В ночь на двадцать второе июня красноармеец, курсант школы ковалей, или, как ее называли солдаты, конской школы, Тимофей Кузин был в наряде. Его пост – угловая вышка, под которой склад с конской сбруей и сарай с телегами, но все равно пост, проверяющий приходил, «Стой, стрелять буду!» приходилось кричать, хотя ходил всегда один и тот же старшина школы Шевчук. С вечера было тихо, совсем безветренно, но для приволжской степи это обманчивая тишина, в любой момент может рвануть ветер, и тогда пыль взовьется столбом, дикие вихри поднимут засохшую степную траву, сломленные кустарники и долго будут кружить их над степью, пока надоест, а потом бросят где попало. Ближе к полуночи с запада потянуло прохладой, потом только что светлое небо накрылось тучей, да и не туча это, а сплошной низкий морок, и надвигался он на Тимофея, одиноко стоящего посреди земли, угрожающе и с напором. Скоро смена караула, хоть бы не началась буря, а то бежать через весь плац до казармы под ливневым дождем, а у него и плащ-палатки с собой нет. Тьма закрыла уже половину небосклона, когда по границе ее засверкали далекие молнии, как зарницы, и громы свалились на неожидавшую их землю, ударясь о нее и раскалываясь на мелкие раскаты.

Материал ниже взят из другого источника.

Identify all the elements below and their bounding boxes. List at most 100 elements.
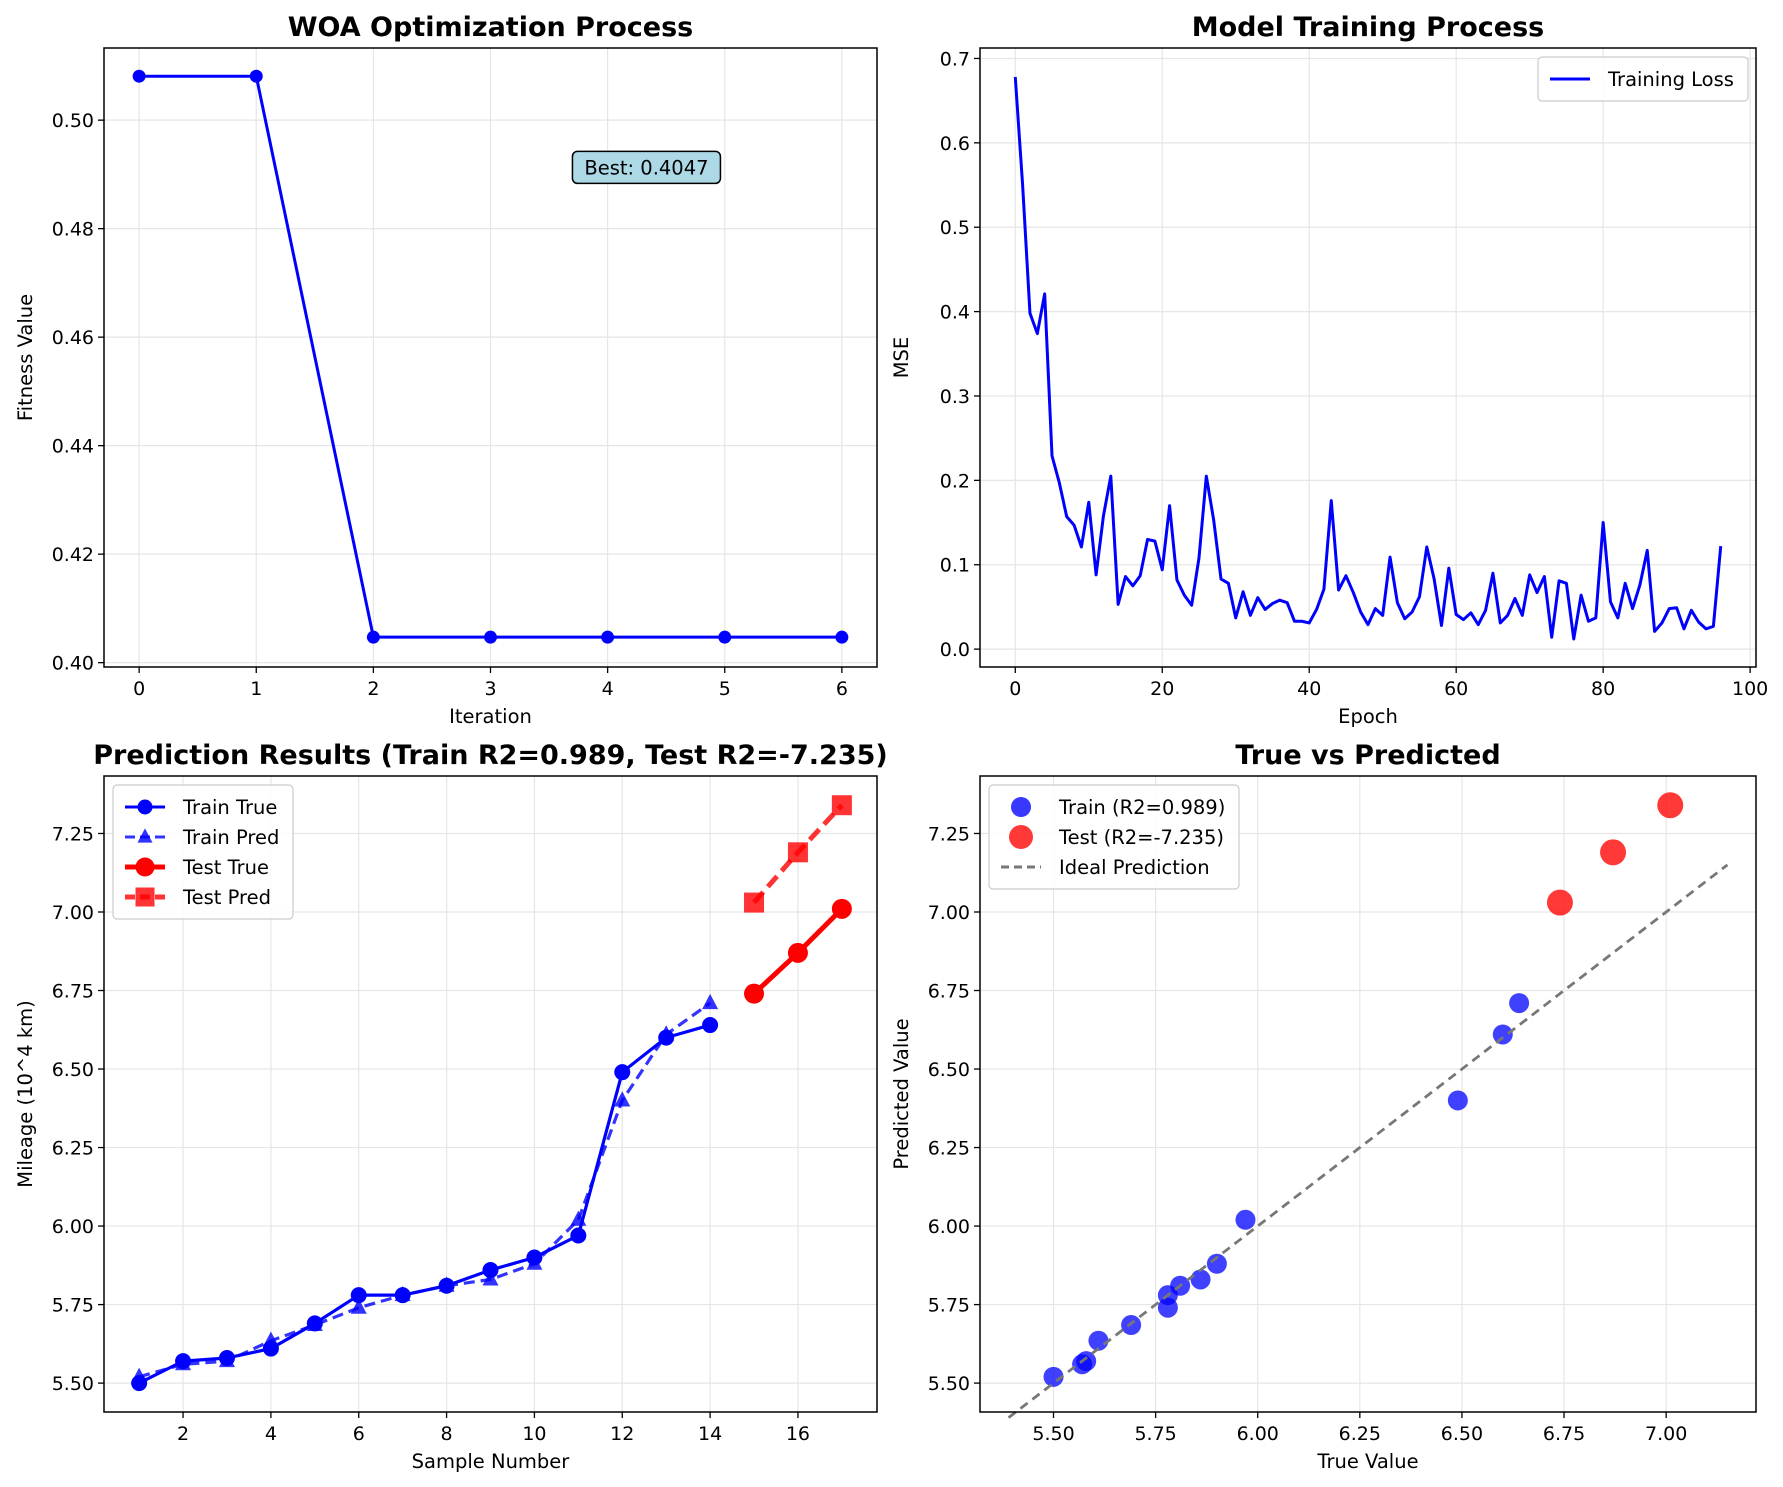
circle-marker xyxy=(135,857,155,877)
legend-item: Train Pred xyxy=(125,826,279,849)
data-point xyxy=(482,1262,499,1279)
y-tick-label: 0.2 xyxy=(940,470,970,492)
data-point xyxy=(744,892,765,913)
y-tick-label: 0.3 xyxy=(940,386,970,408)
data-point xyxy=(262,1331,279,1347)
legend-item: Test True xyxy=(125,856,269,879)
x-tick-label: 20 xyxy=(1150,678,1174,700)
scatter-point xyxy=(1546,889,1573,916)
data-point xyxy=(614,1064,631,1081)
x-axis-label: True Value xyxy=(1316,1450,1418,1473)
legend-label: Test True xyxy=(182,856,269,879)
x-tick-label: 2 xyxy=(367,678,379,700)
chart-title: WOA Optimization Process xyxy=(288,12,694,43)
triangle-marker xyxy=(394,1285,411,1302)
series-train-pred xyxy=(131,993,719,1383)
triangle-marker xyxy=(658,1025,675,1041)
data-point xyxy=(306,1315,323,1332)
data-point xyxy=(438,1276,455,1292)
legend-marker xyxy=(135,887,155,907)
legend-item: Train True xyxy=(125,796,277,819)
annotation-text: Best: 0.4047 xyxy=(584,156,708,179)
scatter-point xyxy=(1509,993,1530,1014)
y-tick-label: 7.25 xyxy=(52,823,94,845)
triangle-marker xyxy=(262,1331,279,1347)
series-line xyxy=(1007,863,1729,1419)
y-tick-label: 6.00 xyxy=(52,1216,94,1238)
circle-marker xyxy=(744,983,765,1004)
circle-marker xyxy=(601,630,615,644)
x-tick-label: 5.50 xyxy=(1032,1423,1074,1445)
y-tick-label: 6.75 xyxy=(928,981,970,1003)
y-tick-label: 0.6 xyxy=(940,133,970,155)
data-point xyxy=(718,630,732,644)
data-point xyxy=(350,1298,367,1314)
best-annotation: Best: 0.4047 xyxy=(571,150,722,185)
chart-title: Model Training Process xyxy=(1192,12,1545,43)
y-tick-label: 0.1 xyxy=(940,555,970,577)
square-marker xyxy=(831,795,852,816)
data-point xyxy=(350,1287,367,1304)
triangle-marker xyxy=(175,1355,192,1371)
plot-area xyxy=(980,48,1756,667)
legend-marker xyxy=(1009,825,1033,849)
legend-marker xyxy=(1011,797,1031,817)
series-line xyxy=(138,1001,712,1379)
y-tick-label: 5.50 xyxy=(928,1373,970,1395)
y-tick-label: 0.7 xyxy=(940,48,970,70)
y-tick-label: 0.0 xyxy=(940,639,970,661)
circle-marker xyxy=(484,630,497,644)
x-tick-label: 6.75 xyxy=(1543,1423,1585,1445)
circle-marker xyxy=(614,1064,631,1081)
circle-marker xyxy=(350,1287,367,1304)
x-tick-label: 6 xyxy=(836,678,848,700)
circle-marker xyxy=(482,1262,499,1279)
x-tick-label: 12 xyxy=(610,1423,634,1445)
chart-3: 2 4 6 8 10 12 14 16 5.50 5.75 6.00 6.25 6.50 6.75 7.00… xyxy=(14,740,888,1473)
x-tick-label: 0 xyxy=(1009,678,1021,700)
chart-title: True vs Predicted xyxy=(1235,740,1500,771)
y-axis-label: MSE xyxy=(890,337,913,379)
y-tick-label: 6.75 xyxy=(52,981,94,1003)
circle-marker xyxy=(132,69,146,83)
data-point xyxy=(658,1025,675,1041)
legend-label: Train (R2=0.989) xyxy=(1058,796,1225,819)
data-point xyxy=(484,630,497,644)
data-point xyxy=(570,1210,587,1226)
x-tick-label: 1 xyxy=(250,678,262,700)
triangle-marker xyxy=(570,1210,587,1226)
data-point xyxy=(702,1017,719,1034)
triangle-marker xyxy=(702,993,719,1010)
circle-marker xyxy=(702,1017,719,1034)
x-tick-label: 6.25 xyxy=(1339,1423,1381,1445)
y-axis-label: Fitness Value xyxy=(14,294,37,421)
axes-frame xyxy=(979,47,1757,668)
legend-marker xyxy=(137,799,153,815)
y-tick-label: 0.50 xyxy=(52,110,94,132)
legend-label: Train Pred xyxy=(182,826,279,849)
axes-frame xyxy=(103,775,878,1413)
scatter-point xyxy=(1600,839,1627,866)
data-point xyxy=(249,69,263,83)
y-tick-label: 0.40 xyxy=(52,653,94,675)
legend-label: Train True xyxy=(182,796,277,819)
y-tick-label: 6.50 xyxy=(52,1059,94,1081)
x-tick-label: 0 xyxy=(133,678,145,700)
data-point xyxy=(526,1254,543,1270)
x-tick-label: 6.00 xyxy=(1237,1423,1279,1445)
triangle-marker xyxy=(218,1351,235,1368)
series-test-true xyxy=(744,898,852,1004)
data-point xyxy=(131,1367,148,1383)
square-marker xyxy=(787,842,808,863)
legend-marker xyxy=(135,857,155,877)
y-tick-label: 5.75 xyxy=(52,1295,94,1317)
y-tick-label: 6.50 xyxy=(928,1059,970,1081)
x-axis-label: Iteration xyxy=(449,705,532,728)
scatter-point xyxy=(1447,1090,1468,1111)
data-point xyxy=(831,898,852,919)
x-tick-label: 40 xyxy=(1297,678,1321,700)
data-point xyxy=(366,630,380,644)
circle-marker xyxy=(718,630,732,644)
y-tick-label: 6.25 xyxy=(52,1138,94,1160)
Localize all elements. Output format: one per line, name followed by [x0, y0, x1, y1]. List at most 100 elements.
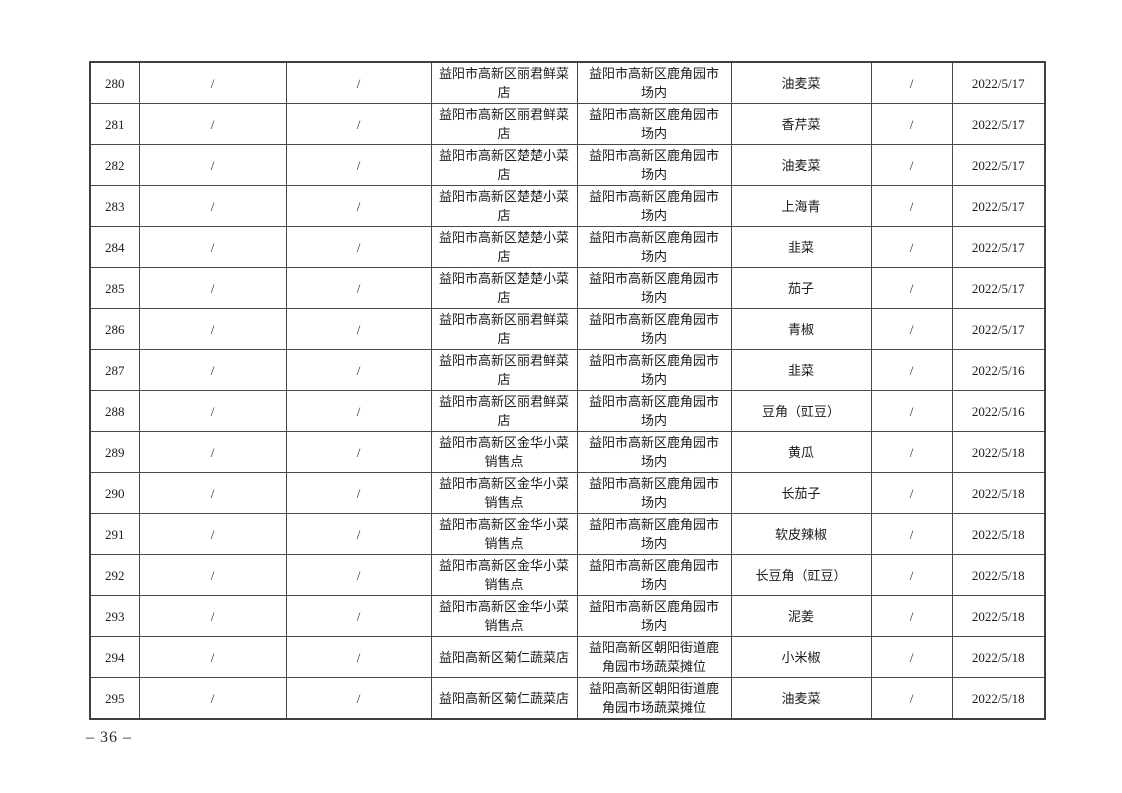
table-cell: 益阳市高新区鹿角园市场内 [576, 144, 732, 186]
table-cell: / [138, 185, 287, 227]
table-cell: 益阳市高新区鹿角园市场内 [576, 267, 732, 309]
table-cell: 益阳市高新区鹿角园市场内 [576, 185, 732, 227]
table-cell: / [285, 636, 432, 678]
table-cell: 油麦菜 [730, 61, 872, 104]
table-cell: / [870, 431, 953, 473]
table-cell: 益阳市高新区丽君鲜菜店 [430, 61, 578, 104]
table-cell: 益阳市高新区楚楚小菜店 [430, 144, 578, 186]
table-cell: / [285, 677, 432, 720]
table-cell: 280 [89, 61, 140, 104]
table-row: 284// 益阳市高新区楚楚小菜店 益阳市高新区鹿角园市场内 韭菜/2022/5/17 [89, 226, 1046, 268]
table-row: 293// 益阳市高新区金华小菜销售点 益阳市高新区鹿角园市场内 泥姜/2022/5/… [89, 595, 1046, 637]
table-cell: 益阳市高新区鹿角园市场内 [576, 390, 732, 432]
table-row: 288// 益阳市高新区丽君鲜菜店 益阳市高新区鹿角园市场内 豆角（豇豆）/2022/… [89, 390, 1046, 432]
table-cell: / [285, 431, 432, 473]
table-cell: 益阳高新区菊仁蔬菜店 [430, 677, 578, 720]
table-cell: / [138, 349, 287, 391]
table-row: 295// 益阳高新区菊仁蔬菜店 益阳高新区朝阳街道鹿角园市场蔬菜摊位 油麦菜/202… [89, 677, 1046, 720]
table-cell: / [285, 513, 432, 555]
table-cell: 益阳高新区菊仁蔬菜店 [430, 636, 578, 678]
table-cell: / [285, 472, 432, 514]
table-cell: 294 [89, 636, 140, 678]
table-cell: / [870, 349, 953, 391]
table-cell: 2022/5/18 [951, 595, 1046, 637]
table-cell: 韭菜 [730, 349, 872, 391]
table-cell: / [138, 144, 287, 186]
table-cell: 290 [89, 472, 140, 514]
table-cell: 283 [89, 185, 140, 227]
table-cell: 益阳市高新区金华小菜销售点 [430, 472, 578, 514]
table-cell: 豆角（豇豆） [730, 390, 872, 432]
table-cell: 益阳市高新区鹿角园市场内 [576, 431, 732, 473]
table-cell: / [870, 308, 953, 350]
table-cell: / [285, 349, 432, 391]
table-cell: / [285, 267, 432, 309]
table-cell: / [870, 226, 953, 268]
table-row: 292// 益阳市高新区金华小菜销售点 益阳市高新区鹿角园市场内 长豆角（豇豆）/20… [89, 554, 1046, 596]
table-cell: 2022/5/18 [951, 472, 1046, 514]
table-cell: 2022/5/18 [951, 677, 1046, 720]
table-cell: / [870, 144, 953, 186]
table-cell: / [870, 390, 953, 432]
table-cell: / [285, 390, 432, 432]
table-cell: 2022/5/16 [951, 349, 1046, 391]
table-cell: 益阳市高新区丽君鲜菜店 [430, 103, 578, 145]
table-cell: 益阳市高新区金华小菜销售点 [430, 513, 578, 555]
table-cell: 285 [89, 267, 140, 309]
table-cell: / [285, 185, 432, 227]
table-cell: / [285, 61, 432, 104]
table-cell: / [870, 554, 953, 596]
table-cell: / [285, 226, 432, 268]
table-cell: 2022/5/18 [951, 636, 1046, 678]
table-cell: 益阳市高新区鹿角园市场内 [576, 472, 732, 514]
table-cell: / [138, 595, 287, 637]
table-row: 283// 益阳市高新区楚楚小菜店 益阳市高新区鹿角园市场内 上海青/2022/5/1… [89, 185, 1046, 227]
table-cell: 益阳市高新区鹿角园市场内 [576, 61, 732, 104]
table-cell: 黄瓜 [730, 431, 872, 473]
table-cell: 益阳市高新区鹿角园市场内 [576, 226, 732, 268]
table-cell: 2022/5/17 [951, 144, 1046, 186]
table-cell: / [138, 636, 287, 678]
table-cell: / [285, 144, 432, 186]
table-cell: / [870, 267, 953, 309]
table-cell: / [870, 472, 953, 514]
table-cell: 油麦菜 [730, 144, 872, 186]
table-cell: 2022/5/17 [951, 103, 1046, 145]
table-row: 282// 益阳市高新区楚楚小菜店 益阳市高新区鹿角园市场内 油麦菜/2022/5/1… [89, 144, 1046, 186]
table-cell: 282 [89, 144, 140, 186]
table-cell: / [138, 226, 287, 268]
table-cell: 益阳市高新区鹿角园市场内 [576, 103, 732, 145]
table-cell: 益阳市高新区丽君鲜菜店 [430, 349, 578, 391]
table-cell: 青椒 [730, 308, 872, 350]
table-row: 280// 益阳市高新区丽君鲜菜店 益阳市高新区鹿角园市场内 油麦菜/2022/5/1… [89, 61, 1046, 104]
table-cell: 2022/5/17 [951, 185, 1046, 227]
table-cell: 2022/5/17 [951, 61, 1046, 104]
table-cell: / [138, 103, 287, 145]
table-cell: 益阳市高新区鹿角园市场内 [576, 349, 732, 391]
table-cell: / [870, 61, 953, 104]
table-cell: 茄子 [730, 267, 872, 309]
table-cell: 2022/5/18 [951, 431, 1046, 473]
table-row: 294// 益阳高新区菊仁蔬菜店 益阳高新区朝阳街道鹿角园市场蔬菜摊位 小米椒/202… [89, 636, 1046, 678]
table-cell: / [285, 554, 432, 596]
table-cell: 益阳市高新区金华小菜销售点 [430, 595, 578, 637]
table-cell: 益阳市高新区鹿角园市场内 [576, 554, 732, 596]
table-cell: 长豆角（豇豆） [730, 554, 872, 596]
table-cell: 293 [89, 595, 140, 637]
table-cell: 287 [89, 349, 140, 391]
table-cell: 291 [89, 513, 140, 555]
table-cell: 益阳市高新区丽君鲜菜店 [430, 390, 578, 432]
table-cell: / [870, 636, 953, 678]
table-cell: / [138, 308, 287, 350]
table-cell: 281 [89, 103, 140, 145]
table-cell: / [285, 308, 432, 350]
table-cell: 289 [89, 431, 140, 473]
table-cell: 益阳市高新区楚楚小菜店 [430, 226, 578, 268]
table-row: 286// 益阳市高新区丽君鲜菜店 益阳市高新区鹿角园市场内 青椒/2022/5/17 [89, 308, 1046, 350]
table-cell: 长茄子 [730, 472, 872, 514]
table-cell: 284 [89, 226, 140, 268]
table-cell: / [870, 595, 953, 637]
table-cell: / [870, 513, 953, 555]
table-cell: 益阳市高新区金华小菜销售点 [430, 554, 578, 596]
table-cell: 295 [89, 677, 140, 720]
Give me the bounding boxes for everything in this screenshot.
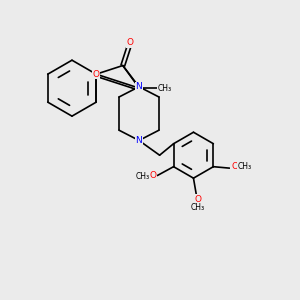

Тимофей крестился при каждой вспышке неба, приговаривая: «Спаси и помилуй, Господи Иисусе!», хоть и оглядывался, не появился старшина Шевчук, который на днях предложил курсанту Кузину вступить в партию большевиков. Тимофей знал, что категорически отказываться нельзя, потому сослался на малообразованность, а вечером политрук Илющеня забрал у него все конспекты, через полчаса пришел, швырнул их на кровать и грозно спросил:

– Кузин, ты зачем врешь, что малограмотный? Судя по конспектам, врешь ты сознательно, потому что не хочешь в партию вступать. А теперь объясни мне настоящую причину.

Кузин замялся:

– Вы бы мое личное дело посмотрели, товарищ политрук, я же сидел по нехорошей статье.

– Видел, даже запрос делал, отсидел ты правильно, потому что нельзя местную власть игнорировать, но тебя же освободили, значит, перевоспитали, осознал, значит, свои заблуждения. Служишь ты исправно, хоть и не со своим годом. Ты с какого?

– С тринадцатого. Нынче демобилизация.

– Ну, с демобилизацией пока вилами по воде. – Илющеня кашлянул: лишнее сказал.